January 2026 Release Notes
5 days ago by Pranav Shikarpur
Whether you're shipping your first agent or scaling an entire AI ecosystem, this release gives you even more tools to go from prototype to production — with confidence and control.
- [New] Agent Development Toolkit: An end-to-end toolkit for building, debugging, evaluating, and shipping AI agents—designed to move seamlessly from prototype to production.

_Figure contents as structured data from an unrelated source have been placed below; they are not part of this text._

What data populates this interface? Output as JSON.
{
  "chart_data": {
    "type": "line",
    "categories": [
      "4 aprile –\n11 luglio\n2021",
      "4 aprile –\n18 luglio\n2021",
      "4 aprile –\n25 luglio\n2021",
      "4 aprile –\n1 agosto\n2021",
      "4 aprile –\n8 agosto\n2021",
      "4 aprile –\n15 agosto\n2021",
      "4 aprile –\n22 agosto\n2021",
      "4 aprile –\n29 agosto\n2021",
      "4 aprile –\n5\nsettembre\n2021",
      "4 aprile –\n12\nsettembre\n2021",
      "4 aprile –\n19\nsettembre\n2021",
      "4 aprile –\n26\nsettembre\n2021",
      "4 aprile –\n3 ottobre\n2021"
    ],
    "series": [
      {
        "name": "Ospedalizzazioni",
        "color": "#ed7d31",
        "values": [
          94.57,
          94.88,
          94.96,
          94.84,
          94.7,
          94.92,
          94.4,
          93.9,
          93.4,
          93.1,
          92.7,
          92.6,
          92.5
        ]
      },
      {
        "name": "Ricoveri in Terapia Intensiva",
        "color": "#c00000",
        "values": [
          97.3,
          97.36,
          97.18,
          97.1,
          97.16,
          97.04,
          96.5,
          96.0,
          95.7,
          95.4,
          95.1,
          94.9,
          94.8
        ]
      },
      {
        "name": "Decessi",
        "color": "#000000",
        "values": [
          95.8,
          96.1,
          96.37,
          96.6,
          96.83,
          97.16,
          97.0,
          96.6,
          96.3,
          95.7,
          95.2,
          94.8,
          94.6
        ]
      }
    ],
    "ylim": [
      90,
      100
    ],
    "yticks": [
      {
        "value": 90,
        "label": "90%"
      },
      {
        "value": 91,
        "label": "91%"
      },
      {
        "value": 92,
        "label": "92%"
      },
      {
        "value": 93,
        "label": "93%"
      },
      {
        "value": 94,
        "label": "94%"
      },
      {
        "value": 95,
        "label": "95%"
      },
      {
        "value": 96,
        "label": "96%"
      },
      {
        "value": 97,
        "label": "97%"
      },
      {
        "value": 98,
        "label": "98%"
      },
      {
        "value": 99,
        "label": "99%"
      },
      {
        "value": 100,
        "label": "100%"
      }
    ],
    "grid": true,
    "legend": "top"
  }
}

- Getting Started & Observability
- Configure your model providers with full control over sourcing and access
- Create and manage tasks that mirror real-world agent behavior
- Capture OpenTelemetry-based traces across agent runs
- Inspect executions in the Trace Viewer, including step-by-step agent actions
- Search and filter traces to quickly identify errors, failures, and regressions
- View sessions and chat threads, with deep linking from external applications
- Track token usage and cost by agent, user, session, or conversation
- Advanced Agent & RAG Workflows
- Configure connections to Weaviate vector stores
- Run RAG notebooks and RAG experiments with supervised evals
- Execute end-to-end agent experiments and notebooks with evaluation built in
- Prompt-Centric Workflows
- Manage prompts with versioning, tagging, promotion, and audit history with full traceability
- Quickly test ideas with the prompt playground
- Run structured comparisons with prompt experiments
- Iterate collaboratively with interactive prompt notebooks
- Promote prompts into production with a single step
- Manage prompts with versioning, tagging, promotion, and audit history
- Run completions through the Arthur Engine using streaming and batch APIs
- Compare prompt changes using Prompt Experiments for regression testing and bulk assessment
- Unified Evaluation for Online + Offline
- Run online evals continuously on live traces in production
- Upload datasets for offline evaluation before deployment
- Seamlessly explore evaluation results in Trace Viewer and dashboards
- Add and manage datasets directly in-platform
- Collect traces directly into datasets for test case generation
- Create and manage custom evaluators for supervised and automated testing
- Provide human feedback on traces to enrich evaluation signals
- Explore eval results seamlessly in Trace Viewer and dashboards
- Arthur x Google Cloud
- Arthur’s ADG platform is now live on the Google Cloud Marketplace. , making it easier than ever to discover, govern, monitor, and evaluate AI systems — all within your existing GCP environment.
- Arthur Engine OSS Enhancements
- Model Source Control:Configure GenAI models to be pulled from secure, customer-managed repositories instead of public sources like Hugging Face.
- Advanced Metric Segmentation: Segment metrics by user ID, conversation ID, and more for deeper analysis.
- Improved ODBC Connector Support: Better database view handling, more reliable primary key detection, and configurable connection/login timeouts.
- Bootstrapping Reliability: Improved performance and resilience for GenAI model setup and execution.